I am seeing in most traditional organizations that a divide is created, problematically, between domain experts and developers. I find it reprehensible that it's so common to believe developers (and sometimes architects) somehow cannot understand the details of the domain.
The better option is, thus, to do whatever it takes to create an amenable, low-threshold environment where all relevant parties (from business to implementation) can work together. Before this, none of the ubiquitous languages or domain models will emanate.
Domain Driven Design is not just something that makes you sound smart, but it's actually a very hands-on toolbox as well. I've reproduced one of Eric Evans' diagrams with colored bubbles to easier see where the tactical and strategic patterns reside. Green (top) is for tactical patterns, more concerning the implementation and code side, and the lilac (bottom) is for strategic ones that deal with the modeling, understanding, and integration of our domains.

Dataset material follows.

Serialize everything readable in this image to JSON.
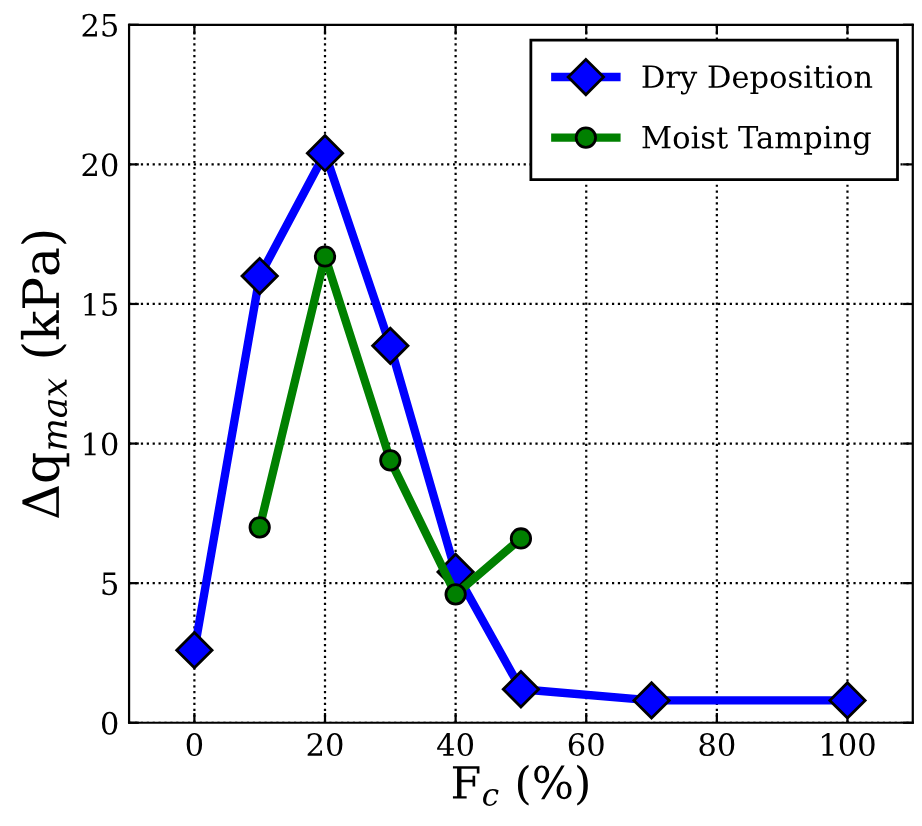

How the patterns match up, as presented in Eric Evans's book (2003) and re-drawn by myself.
It may look overwhelming but don't fear!
The central concept is Model-Driven Design, which I am sure to come as no surprise—without that, there is nothing more than either theory or some sound coding advice.
There are of course dedicated sections in this book for strategic and tactical DDD, respectively.
You need to start with the strategic part of the work. In this work, you will uncover the domain(s), its language and terminology, how things relate to one another, and where responsibilities lay (or should lay!).
The work here is collective and should be done with a broad set of constituents, from business to design to programmers and any domain experts. Expect diagrams, post-it notes, coffee, and arguments!
The opposite side of the coin is the tactical work, which instead revolves chiefly around the code and any implementation work. The beauty of DDD is that we are expected to express 1:1 the actual business processes and language through the code and its functionality. DDD provides a small set of patterns to use, all of which are mutually complementary.